Visual search is a type of search query in which a user submits an image, rather than text, as the input, and a search engine or application returns results based on the visual content of that image. Instead of typing a description of a product, landmark, or object, users can point a camera or upload a photo to retrieve relevant information, similar products, or related web pages.
The most prominent implementation of visual search in the context of SEO is Google Lens, a tool integrated into Android devices, the Google app, and Google Images. When a user photographs a pair of shoes, a plant, or a piece of furniture, Google Lens analyzes the image and surfaces matching or visually similar results from across the web. Other notable platforms offering comparable functionality include Pinterest Lens and Microsoft Bing Visual Search, also called image search.
How Visual Search Works
Visual search engines rely on computer vision and machine learning models to interpret the content of an image. These systems identify objects, shapes, colors, text, and contextual relationships within the image, then match those signals against an indexed database of web content. The quality of that match depends heavily on how well a page's images are structured, described, and associated with surrounding content.

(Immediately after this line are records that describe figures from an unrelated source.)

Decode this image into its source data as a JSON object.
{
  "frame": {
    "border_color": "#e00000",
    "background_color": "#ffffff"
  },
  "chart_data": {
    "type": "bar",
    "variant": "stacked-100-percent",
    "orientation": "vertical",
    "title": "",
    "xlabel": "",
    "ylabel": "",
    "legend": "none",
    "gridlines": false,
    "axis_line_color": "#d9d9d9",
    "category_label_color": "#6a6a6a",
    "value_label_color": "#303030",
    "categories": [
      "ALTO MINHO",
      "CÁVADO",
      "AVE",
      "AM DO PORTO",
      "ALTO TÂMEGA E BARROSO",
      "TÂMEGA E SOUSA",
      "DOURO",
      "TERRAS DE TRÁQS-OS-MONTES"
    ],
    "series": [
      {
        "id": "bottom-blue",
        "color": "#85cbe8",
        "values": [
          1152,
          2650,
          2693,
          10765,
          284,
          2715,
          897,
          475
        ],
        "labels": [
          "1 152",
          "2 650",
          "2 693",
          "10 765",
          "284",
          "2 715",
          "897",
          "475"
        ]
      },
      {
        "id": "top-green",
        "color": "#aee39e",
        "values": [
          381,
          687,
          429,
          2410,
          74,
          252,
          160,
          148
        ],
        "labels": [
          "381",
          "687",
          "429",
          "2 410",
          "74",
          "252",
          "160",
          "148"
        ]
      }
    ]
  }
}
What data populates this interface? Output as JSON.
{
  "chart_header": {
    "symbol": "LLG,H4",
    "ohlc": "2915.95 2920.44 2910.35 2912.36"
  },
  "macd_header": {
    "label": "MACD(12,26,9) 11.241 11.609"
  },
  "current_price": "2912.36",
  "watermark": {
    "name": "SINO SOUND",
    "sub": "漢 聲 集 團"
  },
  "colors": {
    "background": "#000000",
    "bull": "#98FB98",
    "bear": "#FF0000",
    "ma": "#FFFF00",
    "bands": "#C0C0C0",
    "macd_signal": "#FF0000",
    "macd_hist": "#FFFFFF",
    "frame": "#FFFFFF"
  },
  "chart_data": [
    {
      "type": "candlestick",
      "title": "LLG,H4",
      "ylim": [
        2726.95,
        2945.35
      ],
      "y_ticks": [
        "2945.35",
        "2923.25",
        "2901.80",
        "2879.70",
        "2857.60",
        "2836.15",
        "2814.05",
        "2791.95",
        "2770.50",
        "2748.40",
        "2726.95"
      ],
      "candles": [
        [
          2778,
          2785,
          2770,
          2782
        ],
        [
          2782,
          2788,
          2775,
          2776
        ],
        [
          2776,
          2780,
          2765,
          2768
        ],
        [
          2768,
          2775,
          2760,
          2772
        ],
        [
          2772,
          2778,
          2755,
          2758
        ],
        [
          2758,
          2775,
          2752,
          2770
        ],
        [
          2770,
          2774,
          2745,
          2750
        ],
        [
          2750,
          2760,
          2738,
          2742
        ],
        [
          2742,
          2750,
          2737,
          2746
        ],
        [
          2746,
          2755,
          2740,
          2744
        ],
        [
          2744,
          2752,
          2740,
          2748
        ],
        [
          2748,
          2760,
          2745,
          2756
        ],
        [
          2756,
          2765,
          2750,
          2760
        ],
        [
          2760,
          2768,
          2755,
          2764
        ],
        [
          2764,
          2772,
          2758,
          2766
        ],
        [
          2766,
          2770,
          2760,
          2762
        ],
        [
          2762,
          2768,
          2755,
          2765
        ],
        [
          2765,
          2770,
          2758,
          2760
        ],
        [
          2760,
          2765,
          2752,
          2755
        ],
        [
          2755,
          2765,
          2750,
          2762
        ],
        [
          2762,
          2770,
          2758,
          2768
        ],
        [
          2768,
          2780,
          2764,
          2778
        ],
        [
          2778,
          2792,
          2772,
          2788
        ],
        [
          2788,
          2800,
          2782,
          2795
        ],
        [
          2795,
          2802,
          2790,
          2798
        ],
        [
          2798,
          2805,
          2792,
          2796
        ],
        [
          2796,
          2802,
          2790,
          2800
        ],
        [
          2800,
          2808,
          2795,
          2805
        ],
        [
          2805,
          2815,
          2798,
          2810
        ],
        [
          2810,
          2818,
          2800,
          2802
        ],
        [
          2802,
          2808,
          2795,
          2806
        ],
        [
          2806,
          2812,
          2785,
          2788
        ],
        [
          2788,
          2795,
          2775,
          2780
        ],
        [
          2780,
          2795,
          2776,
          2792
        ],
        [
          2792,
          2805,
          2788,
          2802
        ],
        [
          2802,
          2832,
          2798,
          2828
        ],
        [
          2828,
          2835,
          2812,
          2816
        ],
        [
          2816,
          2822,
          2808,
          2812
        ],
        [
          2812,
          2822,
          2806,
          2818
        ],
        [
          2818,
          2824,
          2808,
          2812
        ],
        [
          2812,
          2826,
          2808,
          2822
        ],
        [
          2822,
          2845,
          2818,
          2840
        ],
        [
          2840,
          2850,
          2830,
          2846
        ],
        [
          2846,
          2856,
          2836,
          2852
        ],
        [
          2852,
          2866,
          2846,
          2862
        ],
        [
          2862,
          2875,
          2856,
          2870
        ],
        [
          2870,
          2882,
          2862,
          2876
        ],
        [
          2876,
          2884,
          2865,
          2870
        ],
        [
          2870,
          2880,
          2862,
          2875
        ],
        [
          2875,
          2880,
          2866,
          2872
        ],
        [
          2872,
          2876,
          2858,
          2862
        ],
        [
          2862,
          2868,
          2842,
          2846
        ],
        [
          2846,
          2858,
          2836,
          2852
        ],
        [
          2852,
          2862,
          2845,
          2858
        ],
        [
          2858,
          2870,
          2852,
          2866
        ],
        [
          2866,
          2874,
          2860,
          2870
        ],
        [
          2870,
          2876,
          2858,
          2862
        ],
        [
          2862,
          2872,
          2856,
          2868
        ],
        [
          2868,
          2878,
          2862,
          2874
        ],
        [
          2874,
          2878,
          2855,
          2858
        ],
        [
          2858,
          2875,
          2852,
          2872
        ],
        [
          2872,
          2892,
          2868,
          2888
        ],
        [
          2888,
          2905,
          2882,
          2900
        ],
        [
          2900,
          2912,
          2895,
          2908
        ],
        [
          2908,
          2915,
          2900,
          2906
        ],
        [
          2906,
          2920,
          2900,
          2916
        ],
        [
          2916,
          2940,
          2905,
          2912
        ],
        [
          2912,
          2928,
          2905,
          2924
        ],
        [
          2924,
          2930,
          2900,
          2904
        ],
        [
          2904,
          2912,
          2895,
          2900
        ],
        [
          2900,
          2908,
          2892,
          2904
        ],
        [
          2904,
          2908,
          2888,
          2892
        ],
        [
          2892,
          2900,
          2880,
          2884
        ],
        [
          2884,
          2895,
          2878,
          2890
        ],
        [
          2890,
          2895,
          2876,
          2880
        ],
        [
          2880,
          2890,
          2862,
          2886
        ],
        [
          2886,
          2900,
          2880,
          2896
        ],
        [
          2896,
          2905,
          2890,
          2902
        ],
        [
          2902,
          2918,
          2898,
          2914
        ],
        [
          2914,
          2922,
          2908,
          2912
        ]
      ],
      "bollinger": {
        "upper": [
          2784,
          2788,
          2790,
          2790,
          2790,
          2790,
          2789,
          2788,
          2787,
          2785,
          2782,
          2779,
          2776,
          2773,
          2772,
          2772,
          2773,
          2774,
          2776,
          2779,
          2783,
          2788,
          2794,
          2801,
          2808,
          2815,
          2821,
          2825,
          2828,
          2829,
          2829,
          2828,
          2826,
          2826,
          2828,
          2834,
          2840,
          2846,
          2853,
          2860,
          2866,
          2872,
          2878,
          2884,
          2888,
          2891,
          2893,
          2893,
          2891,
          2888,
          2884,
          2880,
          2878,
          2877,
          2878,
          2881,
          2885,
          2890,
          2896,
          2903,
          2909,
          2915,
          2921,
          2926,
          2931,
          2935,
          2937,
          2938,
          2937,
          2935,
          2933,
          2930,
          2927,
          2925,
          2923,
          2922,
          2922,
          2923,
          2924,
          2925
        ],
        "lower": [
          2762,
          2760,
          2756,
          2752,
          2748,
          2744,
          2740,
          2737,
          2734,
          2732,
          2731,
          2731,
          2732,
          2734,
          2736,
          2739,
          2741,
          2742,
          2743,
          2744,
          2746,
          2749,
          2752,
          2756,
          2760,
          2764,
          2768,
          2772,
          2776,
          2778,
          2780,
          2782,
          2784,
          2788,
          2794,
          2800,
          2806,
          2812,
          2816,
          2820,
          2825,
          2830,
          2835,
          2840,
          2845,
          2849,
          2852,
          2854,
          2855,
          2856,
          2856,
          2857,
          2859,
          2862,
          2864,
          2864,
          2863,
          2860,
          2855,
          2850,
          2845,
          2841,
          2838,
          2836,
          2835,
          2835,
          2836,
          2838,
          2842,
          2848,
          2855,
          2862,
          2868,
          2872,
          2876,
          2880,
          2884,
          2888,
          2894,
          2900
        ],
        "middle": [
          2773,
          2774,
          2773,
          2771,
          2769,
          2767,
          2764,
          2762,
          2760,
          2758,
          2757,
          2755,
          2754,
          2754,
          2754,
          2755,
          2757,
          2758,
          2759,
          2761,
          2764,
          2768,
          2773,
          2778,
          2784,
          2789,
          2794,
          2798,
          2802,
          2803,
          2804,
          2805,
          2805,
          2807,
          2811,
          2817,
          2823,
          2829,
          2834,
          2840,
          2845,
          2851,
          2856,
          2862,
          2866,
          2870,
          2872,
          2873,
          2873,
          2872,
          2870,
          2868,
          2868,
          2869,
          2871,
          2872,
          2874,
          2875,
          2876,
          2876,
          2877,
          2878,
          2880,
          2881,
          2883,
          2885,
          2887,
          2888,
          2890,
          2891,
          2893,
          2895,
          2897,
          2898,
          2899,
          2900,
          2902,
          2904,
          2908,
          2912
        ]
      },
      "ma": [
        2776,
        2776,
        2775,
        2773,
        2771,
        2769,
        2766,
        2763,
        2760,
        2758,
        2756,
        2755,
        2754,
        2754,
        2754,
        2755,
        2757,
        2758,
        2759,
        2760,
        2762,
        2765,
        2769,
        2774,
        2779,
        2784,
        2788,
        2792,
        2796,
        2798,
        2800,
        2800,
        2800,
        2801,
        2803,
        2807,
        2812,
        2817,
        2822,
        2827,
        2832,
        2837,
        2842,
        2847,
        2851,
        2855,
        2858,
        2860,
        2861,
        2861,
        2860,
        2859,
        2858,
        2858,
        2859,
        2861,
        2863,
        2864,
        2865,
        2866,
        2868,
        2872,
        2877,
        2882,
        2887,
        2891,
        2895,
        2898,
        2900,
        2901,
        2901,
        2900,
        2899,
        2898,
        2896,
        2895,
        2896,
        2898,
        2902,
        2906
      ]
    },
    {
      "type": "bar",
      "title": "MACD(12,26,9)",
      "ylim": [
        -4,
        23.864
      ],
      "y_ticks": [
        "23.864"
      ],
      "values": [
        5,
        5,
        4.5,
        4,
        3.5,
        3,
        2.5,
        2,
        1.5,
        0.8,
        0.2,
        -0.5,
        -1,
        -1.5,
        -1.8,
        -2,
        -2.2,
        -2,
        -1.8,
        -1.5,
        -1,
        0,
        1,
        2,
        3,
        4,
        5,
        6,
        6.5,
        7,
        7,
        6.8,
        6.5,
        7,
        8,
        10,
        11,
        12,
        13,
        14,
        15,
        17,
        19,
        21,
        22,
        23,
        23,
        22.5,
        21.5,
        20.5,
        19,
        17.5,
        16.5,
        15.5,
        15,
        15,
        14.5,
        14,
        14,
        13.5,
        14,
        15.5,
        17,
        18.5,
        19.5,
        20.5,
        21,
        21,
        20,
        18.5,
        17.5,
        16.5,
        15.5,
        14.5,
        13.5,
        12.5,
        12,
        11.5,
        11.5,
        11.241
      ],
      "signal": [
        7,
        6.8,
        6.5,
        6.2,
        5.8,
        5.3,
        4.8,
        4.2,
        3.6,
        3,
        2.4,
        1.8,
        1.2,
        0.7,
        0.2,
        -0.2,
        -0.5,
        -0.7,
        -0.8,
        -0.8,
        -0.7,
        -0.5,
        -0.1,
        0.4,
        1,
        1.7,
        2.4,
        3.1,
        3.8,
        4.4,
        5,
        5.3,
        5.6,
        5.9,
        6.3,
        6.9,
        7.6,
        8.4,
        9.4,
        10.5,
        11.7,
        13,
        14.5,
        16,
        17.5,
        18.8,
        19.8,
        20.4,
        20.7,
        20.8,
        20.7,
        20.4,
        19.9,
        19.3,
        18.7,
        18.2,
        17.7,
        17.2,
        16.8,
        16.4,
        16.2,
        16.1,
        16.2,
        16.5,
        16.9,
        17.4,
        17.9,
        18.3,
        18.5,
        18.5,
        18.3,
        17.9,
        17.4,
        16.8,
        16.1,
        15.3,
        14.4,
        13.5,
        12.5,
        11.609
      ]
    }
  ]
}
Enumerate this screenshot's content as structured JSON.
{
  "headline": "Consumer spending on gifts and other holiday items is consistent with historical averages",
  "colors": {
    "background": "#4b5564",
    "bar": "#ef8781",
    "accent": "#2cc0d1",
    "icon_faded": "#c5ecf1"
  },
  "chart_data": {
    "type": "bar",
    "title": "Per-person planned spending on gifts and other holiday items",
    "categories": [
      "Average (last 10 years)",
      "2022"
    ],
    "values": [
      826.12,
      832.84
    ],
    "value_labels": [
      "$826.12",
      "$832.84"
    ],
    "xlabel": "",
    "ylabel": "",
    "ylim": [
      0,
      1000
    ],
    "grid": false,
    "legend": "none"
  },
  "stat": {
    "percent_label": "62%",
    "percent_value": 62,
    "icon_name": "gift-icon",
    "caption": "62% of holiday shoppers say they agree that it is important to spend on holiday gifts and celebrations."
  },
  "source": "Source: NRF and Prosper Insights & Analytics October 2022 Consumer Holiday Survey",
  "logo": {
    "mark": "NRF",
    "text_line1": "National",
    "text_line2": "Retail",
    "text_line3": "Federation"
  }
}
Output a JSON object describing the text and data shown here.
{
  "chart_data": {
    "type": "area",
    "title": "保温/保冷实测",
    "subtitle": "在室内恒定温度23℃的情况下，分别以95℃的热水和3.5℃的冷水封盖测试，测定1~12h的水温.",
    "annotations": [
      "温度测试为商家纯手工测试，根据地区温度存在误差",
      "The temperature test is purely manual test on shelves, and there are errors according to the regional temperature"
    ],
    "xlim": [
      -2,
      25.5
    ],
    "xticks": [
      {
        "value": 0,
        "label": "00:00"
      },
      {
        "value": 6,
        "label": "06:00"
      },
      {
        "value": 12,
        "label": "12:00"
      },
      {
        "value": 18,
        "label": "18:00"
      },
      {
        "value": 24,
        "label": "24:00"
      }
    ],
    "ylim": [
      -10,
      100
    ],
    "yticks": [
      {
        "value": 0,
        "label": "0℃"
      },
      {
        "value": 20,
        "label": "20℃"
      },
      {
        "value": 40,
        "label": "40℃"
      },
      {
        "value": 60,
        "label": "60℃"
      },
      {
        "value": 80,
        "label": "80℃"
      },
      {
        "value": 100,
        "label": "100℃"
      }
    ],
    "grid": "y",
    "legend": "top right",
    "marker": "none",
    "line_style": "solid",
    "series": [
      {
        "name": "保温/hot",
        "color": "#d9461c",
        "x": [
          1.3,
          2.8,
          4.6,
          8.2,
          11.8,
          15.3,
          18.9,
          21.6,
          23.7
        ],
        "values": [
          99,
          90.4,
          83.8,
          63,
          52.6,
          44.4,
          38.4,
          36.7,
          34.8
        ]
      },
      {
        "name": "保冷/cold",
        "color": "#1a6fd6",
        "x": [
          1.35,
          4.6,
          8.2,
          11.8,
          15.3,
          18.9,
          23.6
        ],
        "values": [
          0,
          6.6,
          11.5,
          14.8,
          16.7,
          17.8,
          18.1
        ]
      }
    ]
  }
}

From a technical standpoint, the search engine does not read the image itself the way a human would. It depends on surrounding signals to understand context: the alt text of an image, the filename, the caption, the page title, structured data markup such as Schema.org annotations, and the overall topical relevance of the page. This is why image SEO practices directly influence a site's visibility in visual search results.
What Visual Search Means for Image SEO
For SEO professionals and web developers, visual search represents an expanding surface within the broader landscape of SERP features. Pages that rank well in visual search tend to have high-quality, original images paired with descriptive, keyword-relevant alt attributes, clear filenames, and appropriate structured data. Product pages in particular benefit from Product schema, which allows search engines to associate an image with a specific item, price, and availability.
Page load performance also plays a role. Images that are properly compressed and served in modern formats such as WebP load faster, which contributes positively to Core Web Vitals scores and, by extension, to overall crawlability and indexation.
As visual search adoption grows, particularly on mobile devices where camera-based queries are natural, the distinction between traditional text-based SEO and image SEO continues to narrow. Ensuring that every meaningful image on a site is accurately described, contextually placed, and technically optimized is no longer a secondary concern but a direct factor in search visibility.